Prosecutors played footage from two videos seized from an Idaho residence where Abaroa was staying before he was arrested in 2010. In one video, Abaroa describes a knife he said he found in belongings that had been packed up at his Durham home and sent to him by his stepfather. The knife and Abaroa’s hands are visible in the video, and he speaks off screen.

In the second video, Abaroa’s face is visible, and he makes follow-up comments to a conversation he previously had recorded with Durham investigator Charles Sole.

Abaroa, 33, is charged with first-degree murder in the stabbing death of his pregnant wife, Janet Abaroa, at their Ferrand Drive home in 2005. Abaroa says he found his wife’s body in an upstairs room upon returning from a soccer game in Orange County.

In August 2009, Sole became the fifth Durham police investigator in the case. He told jurors he thought Abaroa should be treated as the primary suspect because “inconsistent statements ... things you shouldn’t be inconsistent on, bothered me.”

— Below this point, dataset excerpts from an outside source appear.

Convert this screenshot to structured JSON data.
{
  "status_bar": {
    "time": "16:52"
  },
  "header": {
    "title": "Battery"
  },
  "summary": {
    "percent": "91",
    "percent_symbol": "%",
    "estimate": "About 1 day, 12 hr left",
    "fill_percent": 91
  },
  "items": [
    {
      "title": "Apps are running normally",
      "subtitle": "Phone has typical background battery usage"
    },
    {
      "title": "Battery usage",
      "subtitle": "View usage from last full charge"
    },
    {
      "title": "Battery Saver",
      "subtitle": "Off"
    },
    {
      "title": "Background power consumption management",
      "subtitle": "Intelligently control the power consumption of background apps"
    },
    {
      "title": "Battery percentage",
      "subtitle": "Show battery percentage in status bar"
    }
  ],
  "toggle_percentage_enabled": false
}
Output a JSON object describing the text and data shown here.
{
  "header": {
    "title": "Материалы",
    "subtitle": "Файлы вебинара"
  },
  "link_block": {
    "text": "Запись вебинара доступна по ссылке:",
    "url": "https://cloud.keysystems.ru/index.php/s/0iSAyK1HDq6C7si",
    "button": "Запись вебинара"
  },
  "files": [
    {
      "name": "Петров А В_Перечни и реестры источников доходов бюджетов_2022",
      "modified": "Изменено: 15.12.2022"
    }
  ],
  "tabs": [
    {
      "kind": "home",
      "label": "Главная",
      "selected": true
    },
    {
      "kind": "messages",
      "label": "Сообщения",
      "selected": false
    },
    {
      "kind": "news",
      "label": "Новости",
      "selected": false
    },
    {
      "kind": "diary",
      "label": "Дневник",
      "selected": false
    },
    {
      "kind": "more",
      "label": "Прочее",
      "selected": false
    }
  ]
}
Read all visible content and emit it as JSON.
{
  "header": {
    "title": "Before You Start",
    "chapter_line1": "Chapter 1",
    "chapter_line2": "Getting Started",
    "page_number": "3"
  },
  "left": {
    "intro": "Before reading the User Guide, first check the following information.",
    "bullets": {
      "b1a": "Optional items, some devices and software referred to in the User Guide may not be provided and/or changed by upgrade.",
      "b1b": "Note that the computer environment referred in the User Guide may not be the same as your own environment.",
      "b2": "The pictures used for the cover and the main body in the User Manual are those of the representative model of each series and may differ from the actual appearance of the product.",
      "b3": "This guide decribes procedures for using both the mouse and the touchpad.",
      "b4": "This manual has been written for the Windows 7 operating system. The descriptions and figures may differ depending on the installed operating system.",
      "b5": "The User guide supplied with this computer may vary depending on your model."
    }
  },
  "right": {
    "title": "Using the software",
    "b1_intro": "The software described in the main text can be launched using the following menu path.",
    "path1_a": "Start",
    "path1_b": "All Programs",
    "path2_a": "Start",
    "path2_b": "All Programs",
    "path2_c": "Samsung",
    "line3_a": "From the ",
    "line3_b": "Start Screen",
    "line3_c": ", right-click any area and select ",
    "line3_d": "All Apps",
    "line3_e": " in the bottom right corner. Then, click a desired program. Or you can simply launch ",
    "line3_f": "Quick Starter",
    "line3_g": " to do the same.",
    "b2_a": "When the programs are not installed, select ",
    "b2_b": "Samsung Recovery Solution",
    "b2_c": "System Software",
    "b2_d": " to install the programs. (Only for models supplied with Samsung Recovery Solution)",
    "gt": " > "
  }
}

Sole told jurors that Abaroa contacted him about the knife and suggested police had overlooked it at the crime scene, which Sole said did not happen.

“(Abaroa) actually in the phone call said he thought it was joke,” Sole said. “He said, ‘I can’t believe you’re investigating my wife’s murder, and you guys leave a knife in the crime scene’ – and then Raven comes upon it years later and decides to send it to us. That kind of concerned me.”

Forensic evidence in the case also raised a red flag with Sole, including a sweatshirt Abaroa told the first investigator, Bennie Bradley, he was wearing the night of the murder.

“In (Bradley’s) report there is great detail given to why (Abaroa) is wearing the sweatshirt, unlike other items of clothing he was wearing,” Sole said. “Seeing the great detail with what he said about putting the sweatshirt on, and then seeing video in the (convenience store where Abaroa bought a Gatorade after the soccer game), where he didn’t have the sweatshirt on, was a big inconsistency to me.”

Sole’s first contact with the case occurred the night of the murder, when Sole worked with the Durham Police Department’s K-9 division; he and his dog, Bronco, were tasked with searching the outside property to determine whether someone had fled on foot.

Sole said Bronco did not “engage” with anything in the yard, signaling to police the dog found no scent of anyone leaving the property recently.